The AIA poll reduces a work of architecture to a visual image, like the simple flat icon on a computer screen. We live in an era dominated by the media, where our other senses are overwhelmed by the visual. But a work of architecture needs to be experienced in many other ways.
You can smell it and you can hear it (imagine walking into an old church, the suddenly cooler, damper air, the smell of candles and stone, the echoing sound). It must be experienced not only as an object, but as a set of indoor spaces. You need to feel how those spaces unfold as you move through them, see how the light comes in, ask yourself how well the building supports its functions. You need to notice how it relates to the buildings or the landscape around it, because buildings don't arrive alone. Especially in cities, each is a member of a community of buildings, which interact to create a public world between and among them.
Still, polls like this remain instructive. It's hard to ignore the fact that so many of the most admired modernist architects are missing. There's nothing by Mies van der Rohe -- not the Seagram tower in New York, nor the Farnsworth House near Plano, Ill., nor Crown Hall in Chicago.
Nothing by Alvar Aalto, either, despite his superb Baker House at MIT and Mt. Angel Abbey library in Oregon. Le Corbusier's only American building, the Carpenter Center at Harvard, doesn't make it. The most marvelous new building I've seen lately, the all-glass Apple store on Fifth Avenue by Peter Bohlin (of Bohlin Cywinski Jackson), rings in at only No. 53.
One of the greats who does score, though, is Frank Lloyd Wright, whose name is the most frequent on the list with seven entries. But his top slot is only No. 29, for the astonishing house Fallingwater, perched atop a waterfall in Mill Run, Pa.
Americans are old-fashioned people when it comes to architecture (compared, say, to Western Europeans or East Asians), and this is an old-fashioned list. Only two recent works make the top 20. It's great to see Maya Lin's masterpiece Vietnam Veterans Memorial (1982) here at No. 10. It's a little more disconcerting, though, to realize that the only other recent work is the World Trade Center at No. 19. The WTC, much as we may feel its loss, was bad architecture and bad urbanism.

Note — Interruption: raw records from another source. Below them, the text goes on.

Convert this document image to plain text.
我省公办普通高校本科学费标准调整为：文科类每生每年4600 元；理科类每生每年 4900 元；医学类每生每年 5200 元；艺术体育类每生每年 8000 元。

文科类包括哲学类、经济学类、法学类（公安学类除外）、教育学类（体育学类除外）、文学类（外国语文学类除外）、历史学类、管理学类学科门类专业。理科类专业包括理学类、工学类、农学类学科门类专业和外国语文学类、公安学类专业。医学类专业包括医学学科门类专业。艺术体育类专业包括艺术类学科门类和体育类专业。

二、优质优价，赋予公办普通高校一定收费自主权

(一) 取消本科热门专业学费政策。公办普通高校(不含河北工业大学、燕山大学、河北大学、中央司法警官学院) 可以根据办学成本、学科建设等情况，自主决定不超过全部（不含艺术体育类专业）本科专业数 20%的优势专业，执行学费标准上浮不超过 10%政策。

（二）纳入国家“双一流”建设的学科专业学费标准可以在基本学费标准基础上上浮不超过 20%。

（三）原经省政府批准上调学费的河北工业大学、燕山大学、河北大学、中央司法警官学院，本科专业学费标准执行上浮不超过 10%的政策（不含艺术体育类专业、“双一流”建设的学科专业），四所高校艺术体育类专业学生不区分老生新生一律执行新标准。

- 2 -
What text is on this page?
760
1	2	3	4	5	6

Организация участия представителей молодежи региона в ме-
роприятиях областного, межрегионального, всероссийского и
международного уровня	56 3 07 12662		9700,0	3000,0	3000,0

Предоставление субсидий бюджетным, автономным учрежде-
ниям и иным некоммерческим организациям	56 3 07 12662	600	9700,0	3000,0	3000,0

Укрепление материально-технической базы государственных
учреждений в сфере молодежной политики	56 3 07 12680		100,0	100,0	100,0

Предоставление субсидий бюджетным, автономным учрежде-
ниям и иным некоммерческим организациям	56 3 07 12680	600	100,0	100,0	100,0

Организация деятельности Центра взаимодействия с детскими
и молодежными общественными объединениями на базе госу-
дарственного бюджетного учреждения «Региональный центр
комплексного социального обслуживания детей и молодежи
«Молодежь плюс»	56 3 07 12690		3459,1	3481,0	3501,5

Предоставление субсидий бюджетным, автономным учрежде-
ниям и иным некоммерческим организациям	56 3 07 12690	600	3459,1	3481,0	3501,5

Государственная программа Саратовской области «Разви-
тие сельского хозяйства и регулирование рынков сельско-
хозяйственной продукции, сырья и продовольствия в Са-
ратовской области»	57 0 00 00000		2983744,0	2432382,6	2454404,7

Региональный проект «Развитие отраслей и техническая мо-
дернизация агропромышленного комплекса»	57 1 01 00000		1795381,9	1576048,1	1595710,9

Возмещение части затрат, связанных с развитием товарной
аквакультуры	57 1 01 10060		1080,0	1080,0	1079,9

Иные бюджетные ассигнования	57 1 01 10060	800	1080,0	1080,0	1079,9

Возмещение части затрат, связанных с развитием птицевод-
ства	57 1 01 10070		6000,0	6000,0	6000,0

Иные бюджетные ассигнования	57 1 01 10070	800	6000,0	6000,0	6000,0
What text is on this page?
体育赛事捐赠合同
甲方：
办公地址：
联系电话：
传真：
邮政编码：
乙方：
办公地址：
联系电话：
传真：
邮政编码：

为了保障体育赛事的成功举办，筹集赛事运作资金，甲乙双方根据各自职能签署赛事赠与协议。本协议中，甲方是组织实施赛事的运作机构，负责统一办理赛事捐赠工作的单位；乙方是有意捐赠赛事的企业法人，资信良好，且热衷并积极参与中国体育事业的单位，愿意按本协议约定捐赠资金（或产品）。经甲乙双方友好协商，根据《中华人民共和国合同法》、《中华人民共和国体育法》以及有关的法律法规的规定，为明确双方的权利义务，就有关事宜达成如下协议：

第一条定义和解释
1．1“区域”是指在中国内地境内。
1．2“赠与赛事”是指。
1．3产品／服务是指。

You can find the whole list, complete with photos, at the AIA's web site (www .aia150.org). Instead of commenting on it further, I'm feeling I should probably stick my neck out and name some favorites of my own. Here is Campbell's list of a round dozen great American buildings, in no special order. I'm not saying I might not choose a different list on a different day. A lot of these are quite small: It's easier to achieve perfection on a small scale.
The University of Virginia campus, by Thomas Jefferson.
The Kimbell Art Museum in Fort Worth, Texas, by Louis Kahn.
The Christian Science Church in Berkeley, Calif. , by Bernard Maybeck.
The American Radiator tower on 40th Street in New York, by Raymond Hood.
Taliesin East , the home of Frank Lloyd Wright, in rural Wisconsin.
The Coonley House outside Chicago, by Wright.
The Johnson Wax Administration Building in Racine, Wis. , by Wright.
Fallingwater in Mill Run, Pa., by Wright.
The Ames Gate Lodge in North Easton , by Richardson.
The Lincoln Memorial in Washington, by Henry Bacon, sculpture by Daniel Chester French.
The Gamble House in Pasadena, Calif., by the brothers Greene and Greene.
Thorncrown Chapel in Eureka Springs , Ark. , by Fay Jones.
Only five of my dozen make the AIA's list of 150. As we said at the beginning, taste in architecture is unpredictable.